The Impact of Digital
- Logistical advantages: The programme’s digital nature makes it far easier for politicians and schools to engage by removing travel and the avoiding the associated costs and time. Crucially, it enables MPs with constituencies far from Westminster to engage with their schools Monday – Thursday and those in rural communities to engage across large geographical areas.
- Many schools find the digital nature of the programme more practical as it avoids the need for school trips and visits. Several teachers have spoken about the disruption MPs visits can cause to schools where they feel the need to “roll out the red carpet”.
- Improved Engagements: Our feedback from students shows that digital engagements are often preferred by students who are less confident and have no previous experience of engaging with politicians, with one student saying that “everyone is honest, no one is nervous and it is less awkward.”
- Young people can interact with politicians in a familiar classroom environment supported by their teachers. In our post-programme evaluation surveys, 84% of young people described using a video call to communicate as “good” or “excellent” as did 95% of politicians.
- Interactions are also more focused on the students than school visits. While school visits can sometimes include only short interactions with students in school assemblies and can be dominated by conversations with senior teachers, Digital Surgeries involve direct, in-depth discussions between young people and their politicians.
Better policy and representation
- 1 in 3 surgeries led to a follow-up action from a politician, demonstrating that these meaningful interactions can impact policy-making and communities. Some of these include:
- Stephanie Peacock MP raised her young constituents’ concerns over the European copyright directive in the House of Commons during oral questions to the Secretary of State for Digital, Culture, Media and Sport.
- Kate Green MP raised concerns expressed by students at Lostock College over the impact of the Shamima Begum case on Muslims in the local area to Home Secretary Sajid Javid MP during a Home Affairs Select Committee hearing.
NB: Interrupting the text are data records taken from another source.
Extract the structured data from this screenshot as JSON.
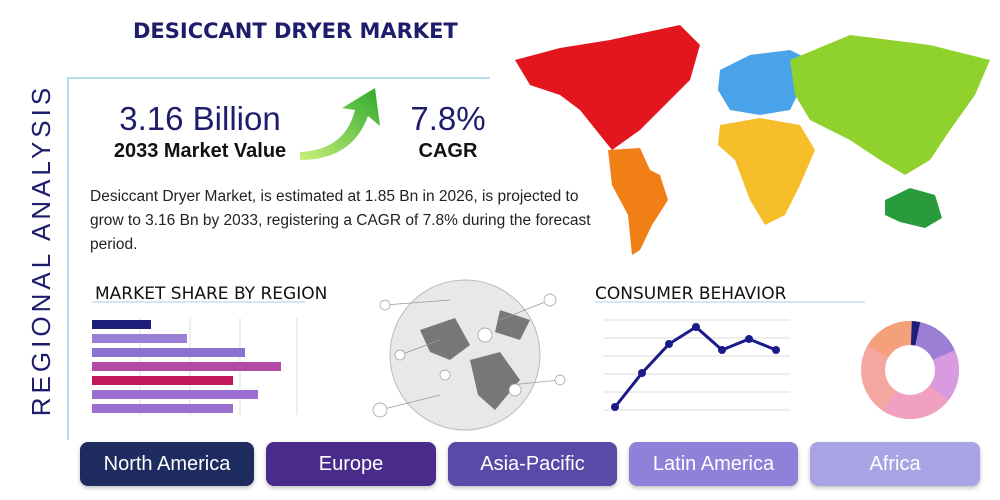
{
  "header": {
    "title": "DESICCANT DRYER MARKET",
    "side_title": "REGIONAL ANALYSIS"
  },
  "stats": [
    {
      "value": "3.16 Billion",
      "label": "2033 Market Value"
    },
    {
      "value": "7.8%",
      "label": "CAGR"
    }
  ],
  "description": "Desiccant Dryer Market, is estimated at 1.85 Bn in 2026, is projected to grow to 3.16 Bn by 2033, registering a CAGR of 7.8% during the forecast period.",
  "sections": {
    "market_share": "MARKET SHARE BY REGION",
    "consumer_behavior": "CONSUMER BEHAVIOR"
  },
  "regions": [
    "North America",
    "Europe",
    "Asia-Pacific",
    "Latin America",
    "Africa"
  ]
}
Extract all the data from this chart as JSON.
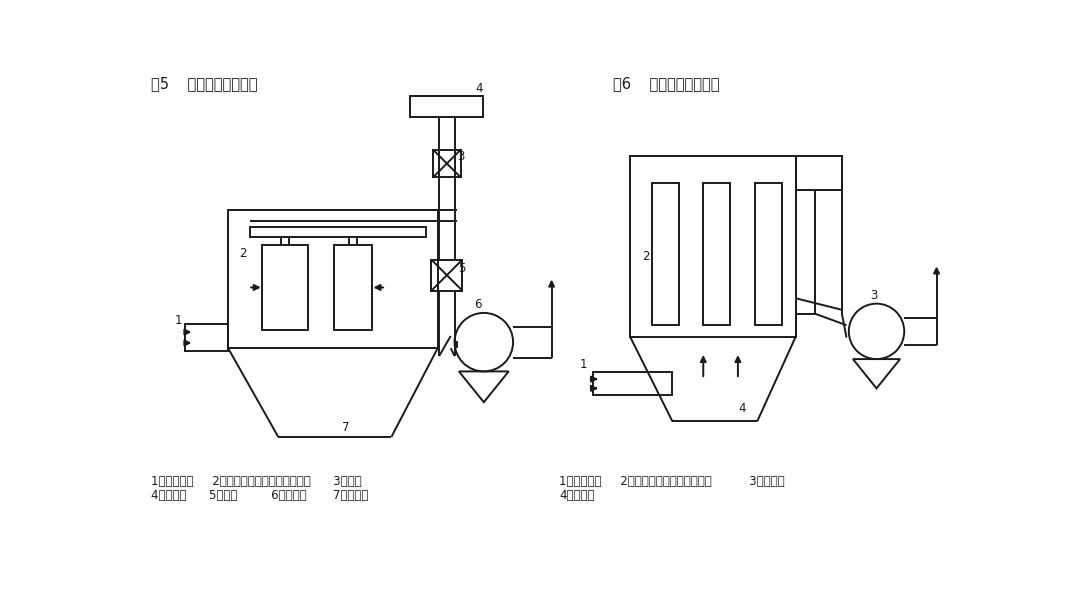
{
  "fig_title_left": "图5    外制式布袋收尘器",
  "fig_title_right": "图6    内制式布袋收尘器",
  "legend_left_line1": "1、烟气入口     2、袋房（箭头指烟气的方向）      3、阀门",
  "legend_left_line2": "4、压缩机      5、阀门         6、引风机       7、集尘器",
  "legend_right_line1": "1、烟气入口     2、袋房（箭头指烟气方向）          3、引风机",
  "legend_right_line2": "4、集尘器",
  "bg_color": "#ffffff",
  "line_color": "#1a1a1a",
  "lw": 1.4
}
- Councillor Susan Hinchcliffe, leader of Bradford Council, helped to facilitate legal work experience for students who expressed frustration with the difficulties of accessing the legal profession without parental contacts.
- Hove Park High School held a thematic Digital Surgeries with Lord Clement-Jones to share their thoughts on artificial intelligence and discuss his work chairing the AI House of Lords Select Committee.
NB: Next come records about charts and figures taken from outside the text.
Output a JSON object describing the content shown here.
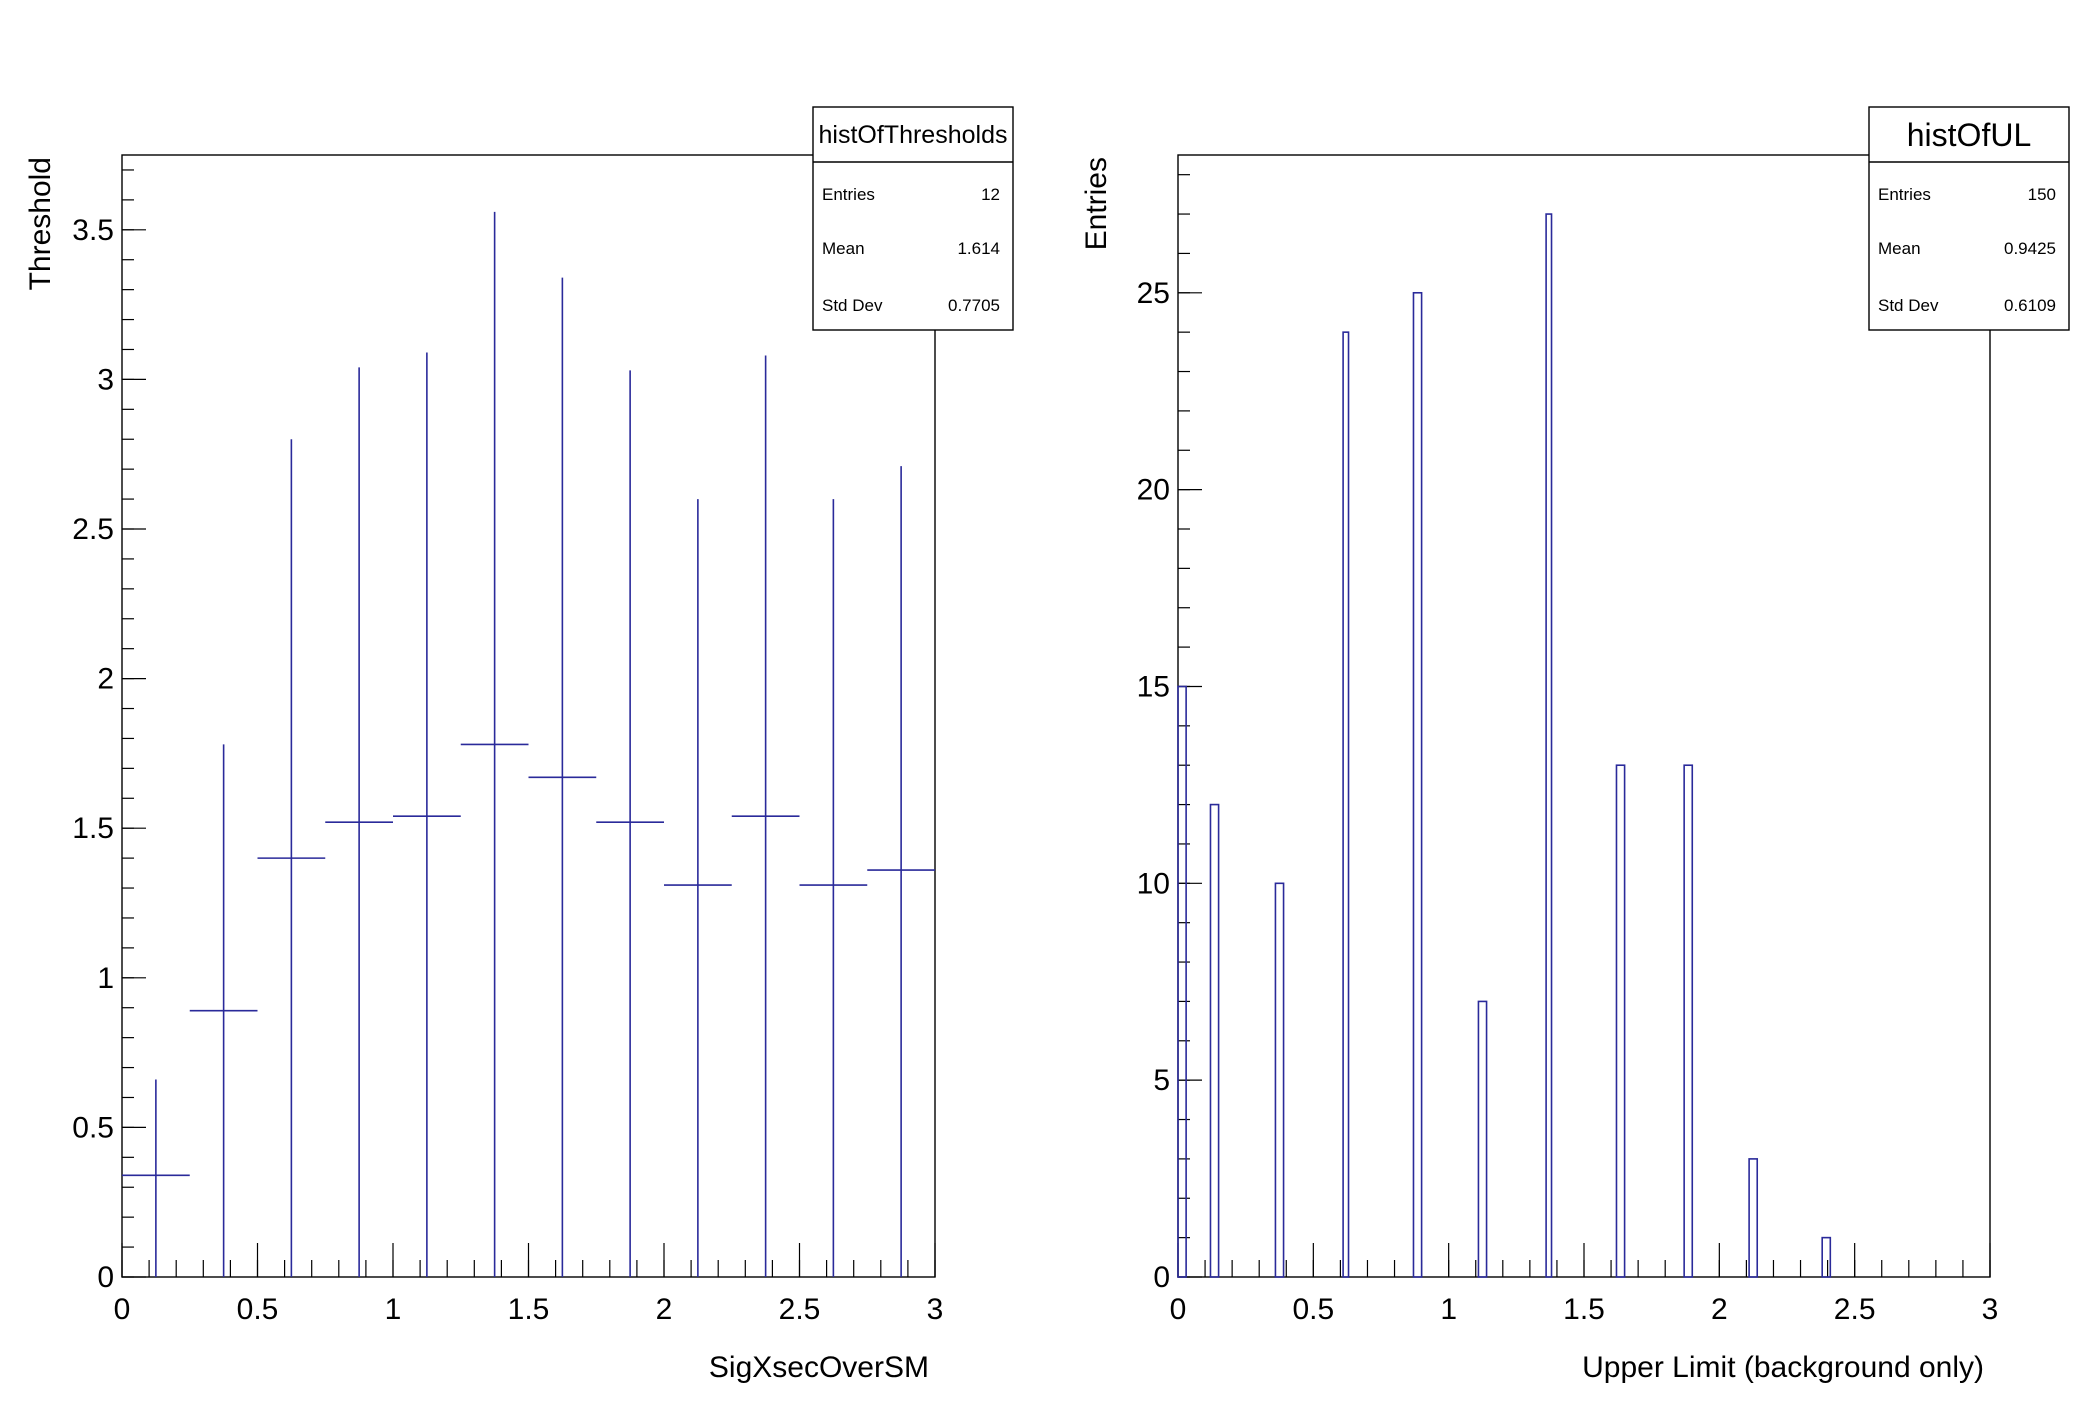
{
  "chart_data": [
    {
      "type": "errorbar",
      "xlabel": "SigXsecOverSM",
      "ylabel": "Threshold",
      "xlim": [
        0,
        3
      ],
      "ylim": [
        0,
        3.75
      ],
      "x_ticks": [
        "0",
        "0.5",
        "1",
        "1.5",
        "2",
        "2.5",
        "3"
      ],
      "y_ticks": [
        "0",
        "0.5",
        "1",
        "1.5",
        "2",
        "2.5",
        "3",
        "3.5"
      ],
      "bin_width": 0.25,
      "x": [
        0.125,
        0.375,
        0.625,
        0.875,
        1.125,
        1.375,
        1.625,
        1.875,
        2.125,
        2.375,
        2.625,
        2.875
      ],
      "values": [
        0.34,
        0.89,
        1.4,
        1.52,
        1.54,
        1.78,
        1.67,
        1.52,
        1.31,
        1.54,
        1.31,
        1.36
      ],
      "err_high": [
        0.66,
        1.78,
        2.8,
        3.04,
        3.09,
        3.56,
        3.34,
        3.03,
        2.6,
        3.08,
        2.6,
        2.71
      ],
      "err_low": [
        0,
        0,
        0,
        0,
        0,
        0,
        0,
        0,
        0,
        0,
        0,
        0
      ],
      "stats": {
        "title": "histOfThresholds",
        "rows": [
          {
            "label": "Entries",
            "value": "12"
          },
          {
            "label": "Mean",
            "value": "1.614"
          },
          {
            "label": "Std Dev",
            "value": "0.7705"
          }
        ]
      },
      "color": "#2a2a9a"
    },
    {
      "type": "histogram",
      "xlabel": "Upper Limit (background only)",
      "ylabel": "Entries",
      "xlim": [
        0,
        3
      ],
      "ylim": [
        0,
        28.5
      ],
      "x_ticks": [
        "0",
        "0.5",
        "1",
        "1.5",
        "2",
        "2.5",
        "3"
      ],
      "y_ticks": [
        "0",
        "5",
        "10",
        "15",
        "20",
        "25"
      ],
      "bins": [
        {
          "x0": 0.0,
          "x1": 0.03,
          "value": 15
        },
        {
          "x0": 0.12,
          "x1": 0.15,
          "value": 12
        },
        {
          "x0": 0.36,
          "x1": 0.39,
          "value": 10
        },
        {
          "x0": 0.61,
          "x1": 0.63,
          "value": 24
        },
        {
          "x0": 0.87,
          "x1": 0.9,
          "value": 25
        },
        {
          "x0": 1.11,
          "x1": 1.14,
          "value": 7
        },
        {
          "x0": 1.36,
          "x1": 1.38,
          "value": 27
        },
        {
          "x0": 1.62,
          "x1": 1.65,
          "value": 13
        },
        {
          "x0": 1.87,
          "x1": 1.9,
          "value": 13
        },
        {
          "x0": 2.11,
          "x1": 2.14,
          "value": 3
        },
        {
          "x0": 2.38,
          "x1": 2.41,
          "value": 1
        }
      ],
      "stats": {
        "title": "histOfUL",
        "rows": [
          {
            "label": "Entries",
            "value": "150"
          },
          {
            "label": "Mean",
            "value": "0.9425"
          },
          {
            "label": "Std Dev",
            "value": "0.6109"
          }
        ]
      },
      "color": "#2a2a9a"
    }
  ]
}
- Trust and relationships: The programme is effective at building political trust and relationships. Prior to their surgery only 42% of young people felt they could trust the politician they would be talking to. This rose to 73% after the surgery. Moreover, the proportion of young people that “strongly agreed” they could trust the politician rose from 6% prior to starting the programme to 30% afterwards.
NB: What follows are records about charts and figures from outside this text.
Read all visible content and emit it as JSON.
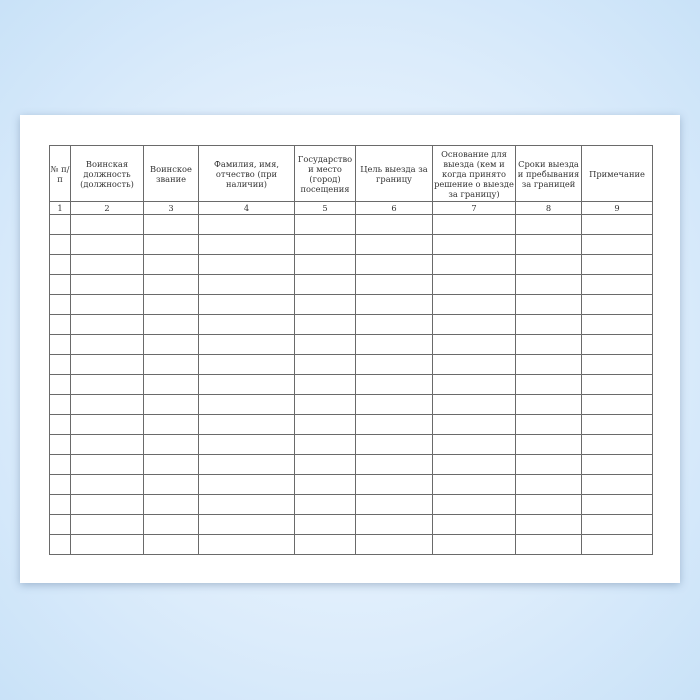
{
  "table": {
    "headers": [
      "№ п/п",
      "Воинская должность (должность)",
      "Воинское звание",
      "Фамилия, имя, отчество (при наличии)",
      "Государство и место (город) посещения",
      "Цель выезда за границу",
      "Основание для выезда (кем и когда принято решение о выезде за границу)",
      "Сроки выезда и пребывания за границей",
      "Примечание"
    ],
    "column_numbers": [
      "1",
      "2",
      "3",
      "4",
      "5",
      "6",
      "7",
      "8",
      "9"
    ],
    "empty_rows": 17
  }
}
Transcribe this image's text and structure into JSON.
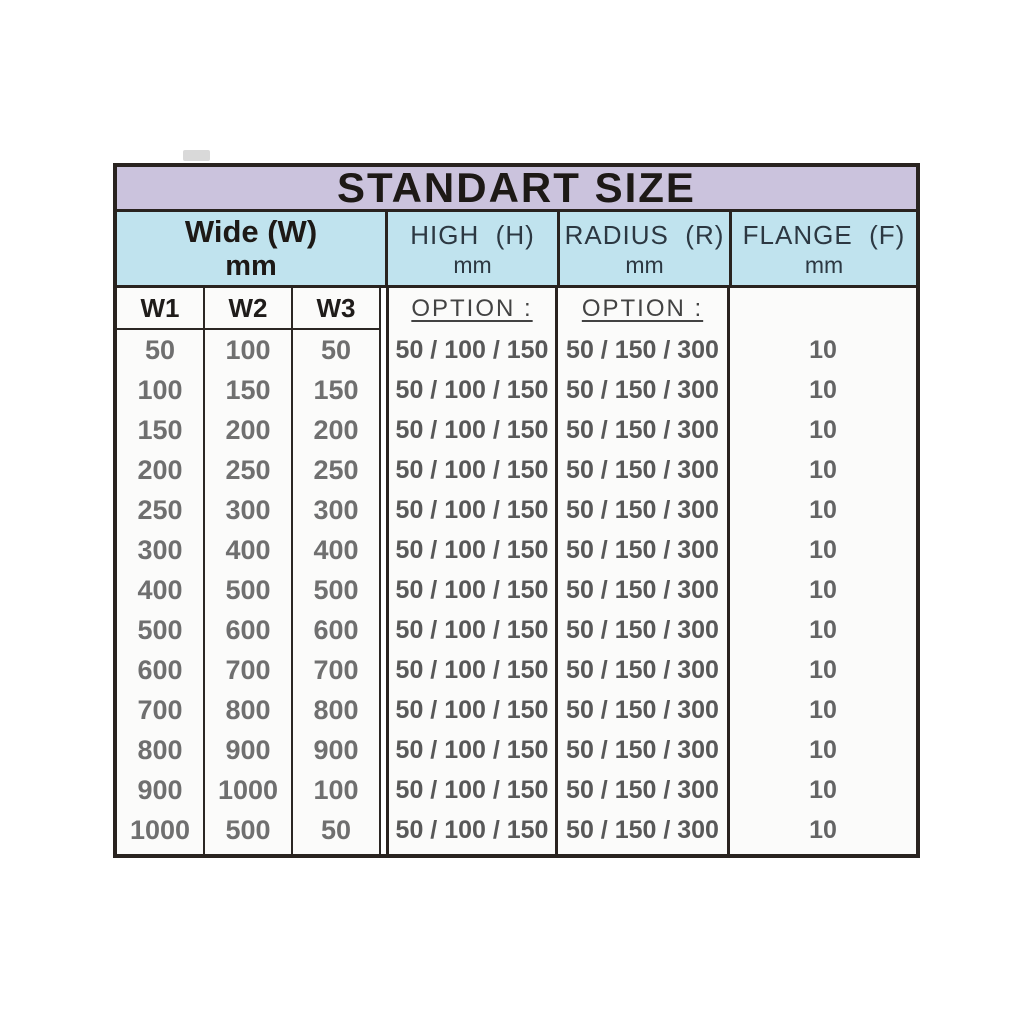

- 95% of the politicians that took part felt that Digital Surgeries were good at building relationships, with 75% finding them “very good”.
- Political knowledge and oracy: The programme increases political knowledge and oracy. Feedback shows that 94% of young people felt that the programme increased their understanding of the UK political system (66% “significantly” or “quite a lot”).
- 87% of students said they felt they improved their speaking and listening skills as a result of the programme. 100% of teachers feel the programme improves oracy, with 84% thinking it does so “quite a lot” or “significantly”.
- Politician engagement: Politicians enjoy engaging digitally with 95% saying they would recommend the programme to a colleague. After their initial surgeries most have requested to do more and we are working with many politicians to engage more schools in their local area. After often being initially sceptical about using a digital platform, many came to enjoy engaging through video call and found it an effective tool to build relationships. –
- “This was an extremely efficient way to fit a meeting into a very busy day - without conducting the meeting digitally it would have taken at least half a day (travel time, meet and greet, meeting etc) whereas using this method took less than an hour.”